Employment Equity Commissioner (EEC) Vilbard Usiku has described as illegal a practice by some companies to demand the mastery of Afrikaans as a priority language for getting a job.
In most cases in Namibia, some companies make it a prerequisite that any candidate applying for a job will have advantages ahead of other candidates who are only fluent in the English language.
Usiku said according to the Affirmative Action Employment’s Act of 1998, employers who engage in such practices promote discrimination against a designated group.
“It is against the law for any employer operating within the boundaries of this country to impose any form of discriminatory requirement restricting some Namibians from the opportunity to apply for a particular job”, he stated.
He further noted that the Namibian Labour Act of 1992 deals with unfair discrimination or harassment in employment, adding that it cites discrimination regarding sex, race, colour, ethnic origin, religion, creed, social or economic status, political opinion or marital status or sexual orientation, family responsibilities or disabilities as things to avoid.
“The section provides that upon an application made to the Labour Court regarding discrimination, the Labour Court may issue an order in terms of which such person is ordered to discontinue any such acts as may be specified in such order; to refrain from performing any act specified in such order; to discontinue any such publication or display, or to refrain from publishing or displaying any such advertisements or notice; as well as to make any such order as the circumstances may require”, he explained.
Usiku said the revised edition of the Employers’ Guidelines to the Affirmative Action Employment Act represents a further milestone on the path towards creating an equitable, balanced and productive employment regime in Namibia.
“Commendable progress has already been achieved in implementing the provisions of the Act in the relatively short time of its existence. Most relevant employers have given their willing cooperation in complying with the statutory requirements”, he said.
Furthermore, Usiku felt that despite the amendments to the Act, the majority of Affirmative Action (AA) reports submitted to the Employment Equity Commission over the past two years have contained various shortcomings, often reflecting a lack of understanding of certain aspects of the Act and their practical application.
Labour expert Herbert Jauch explained that disadvantages in employment experienced by persons in designated groups rose from past discriminatory laws and practices.

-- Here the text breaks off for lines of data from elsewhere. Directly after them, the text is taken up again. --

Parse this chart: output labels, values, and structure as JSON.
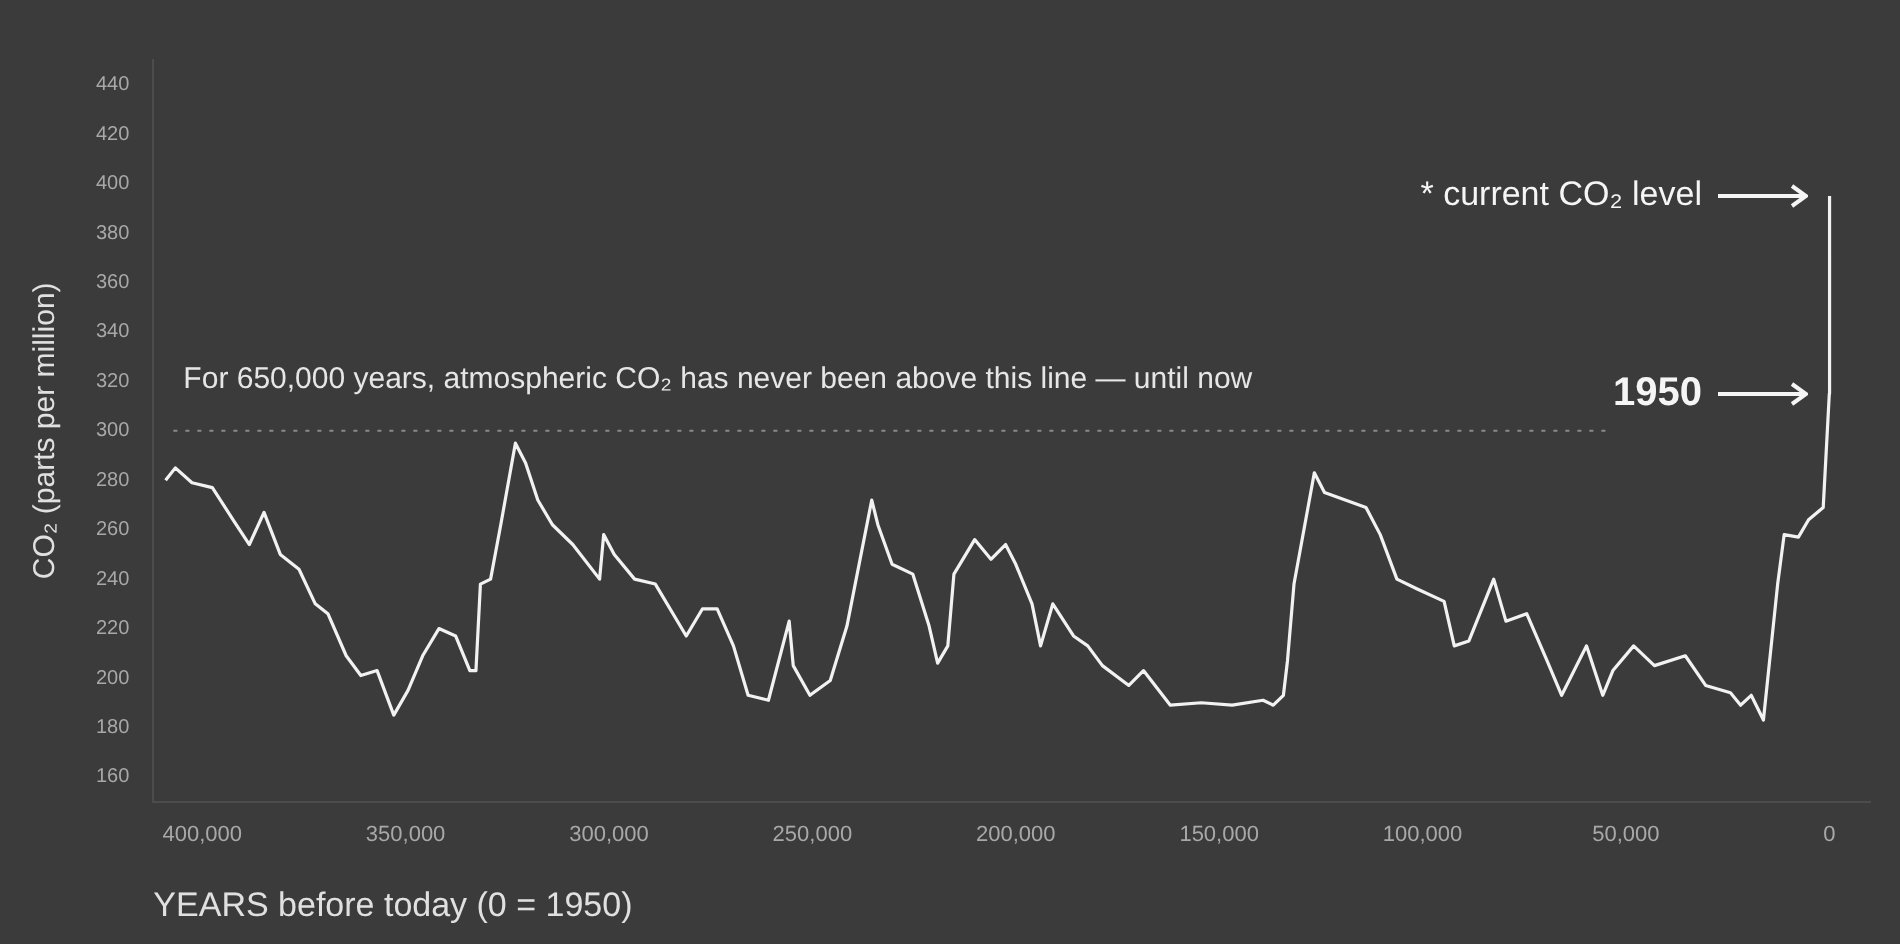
{
  "chart_data": {
    "type": "line",
    "ylabel": "CO₂ (parts per million)",
    "xlabel": "YEARS before today (0 = 1950)",
    "x": [
      409000,
      406600,
      402500,
      397500,
      392400,
      388400,
      384800,
      380800,
      376200,
      372200,
      369100,
      364600,
      361000,
      357000,
      352900,
      349400,
      345800,
      341800,
      337700,
      334200,
      332700,
      331600,
      329100,
      326600,
      323000,
      320500,
      317500,
      313900,
      308900,
      302300,
      301300,
      298700,
      293700,
      288600,
      281000,
      277000,
      273400,
      269400,
      265800,
      260800,
      255700,
      254700,
      250600,
      245600,
      241500,
      235400,
      233900,
      230400,
      225300,
      221300,
      219200,
      216700,
      215200,
      210100,
      206100,
      202500,
      200000,
      196000,
      193900,
      190900,
      185800,
      182300,
      178700,
      172200,
      168600,
      162000,
      154400,
      146800,
      139200,
      136700,
      134200,
      133200,
      131600,
      126600,
      124100,
      119000,
      113900,
      110400,
      106300,
      101300,
      94700,
      92200,
      88600,
      82500,
      79500,
      74400,
      69400,
      65800,
      59700,
      55700,
      53200,
      48100,
      43000,
      35400,
      30400,
      24300,
      21800,
      19200,
      16200,
      12700,
      11100,
      7600,
      5100,
      1500,
      0,
      -60
    ],
    "values": [
      280,
      285,
      279,
      277,
      264,
      254,
      267,
      250,
      244,
      230,
      226,
      209,
      201,
      203,
      185,
      195,
      209,
      220,
      217,
      203,
      203,
      238,
      240,
      262,
      295,
      287,
      272,
      262,
      254,
      240,
      258,
      250,
      240,
      238,
      217,
      228,
      228,
      213,
      193,
      191,
      223,
      205,
      193,
      199,
      221,
      272,
      262,
      246,
      242,
      221,
      206,
      213,
      242,
      256,
      248,
      254,
      246,
      230,
      213,
      230,
      217,
      213,
      205,
      197,
      203,
      189,
      190,
      189,
      191,
      189,
      193,
      207,
      238,
      283,
      275,
      272,
      269,
      258,
      240,
      236,
      231,
      213,
      215,
      240,
      223,
      226,
      207,
      193,
      213,
      193,
      203,
      213,
      205,
      209,
      197,
      194,
      189,
      193,
      183,
      238,
      258,
      257,
      264,
      269,
      315,
      395
    ],
    "color": "#f2f2f2",
    "marker": "none",
    "line_style": "solid",
    "xlim": [
      412000,
      -10000
    ],
    "xticks": [
      {
        "value": 400000,
        "label": "400,000"
      },
      {
        "value": 350000,
        "label": "350,000"
      },
      {
        "value": 300000,
        "label": "300,000"
      },
      {
        "value": 250000,
        "label": "250,000"
      },
      {
        "value": 200000,
        "label": "200,000"
      },
      {
        "value": 150000,
        "label": "150,000"
      },
      {
        "value": 100000,
        "label": "100,000"
      },
      {
        "value": 50000,
        "label": "50,000"
      },
      0
    ],
    "ylim": [
      150,
      450
    ],
    "yticks": [
      160,
      180,
      200,
      220,
      240,
      260,
      280,
      300,
      320,
      340,
      360,
      380,
      400,
      420,
      440
    ],
    "grid": false,
    "legend": false,
    "ref_lines": [
      {
        "axis": "y",
        "value": 300,
        "label": "For 650,000 years, atmospheric CO₂ has never been above this line — until now",
        "color": "#8a8a8a",
        "line_style": "dotted"
      }
    ],
    "annotations": [
      "* current CO₂ level",
      "1950"
    ]
  }
}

The Affirmative Action Act was amended to comprise procedures to contribute towards the elimination of discrimination in employment, and to provide for matters incidental thereto.
“The Act protects all those who are subjected to any form of discrimination, and redresses inequities in employment aimed at bringing about equal opportunity in employment in accordance with the Namibian constitution. However, it is hard to hold employers accountable if employees do not report acts of discrimination”, he stated.
According to international labour laws, the affirmative action policy has gained international acceptance as a legitimate vehicle to promote social justice, whilst enhancing the more efficient use of human resources.
Apart from the United States of America (USA), it has been widely implemented in countries as diverse as Sri Lanka, Malaysia, Australia, Zimbabwe and South Africa. Even so, human nature being what it is, affirmative action has not existed without controversy and mixed results.
Meanwhile, according to the summarised guide to the Affirmative Action (Employment) Act (Act 29 of 1998) published by the Namibia Institute for Democracy (NiD), affirmative action programmes are needed to raise the socio-economic level of groups subjected to long-standing patterns of discrimination.
The report said in the USA, some of the issues involved gained heightened public attention in several Supreme Court rulings. Significantly, the court upheld the legality of affirmative action programmes, but put limitations on how and when they could be applied.
Whilst in most cases disallowing the use of rigid quotas, the use of goals and timetables was ruled permissible. And whereas affirmative action favouring the employment of previously disadvantaged groups was declared legal, programmes which entail the outright dismissal of employees in order to make place for members of privileged groups were judged unlawful.
Affirmative action does not stem from prejudice against a particular societal group, nor is it intended to stigmatise its members.
The report further states that the policy helps to redress generations of lost opportunities for such groups, but quite apart from moral considerations, on a purely pragmatic level, affirmative action makes through its methodical investment in under-utilized human resources’ potential some excellent business sense.
In addition, it helps to unlock the latent capacity of enterprises which have heretofore been restricted through prejudicial policies and practices, whether intentional or not.
The report also highlighted that the challenge of affirmative action in developing countries is compounded by the lack of resources and societal structural impediments, adding that needy African and Asian countries are usually faced with the upliftment of a large majority of the population, which means they face a double challenge, and given the structural nature of the dilemma, affirmative action in employment constitutes only a part, albeit an important part, of the solution.
For whereas the principles of affirmative action are universal, wealthy industrialized nations such as the USA and Australia need to concentrate on a relatively small proportion of the workforce only.
The report also states that it is important for both employers and employees to be responsive to the fact that most innovative human resources-related programmes contain sensitive elements, which require that ownership of their aims should, as far as possible, vest in all those affected.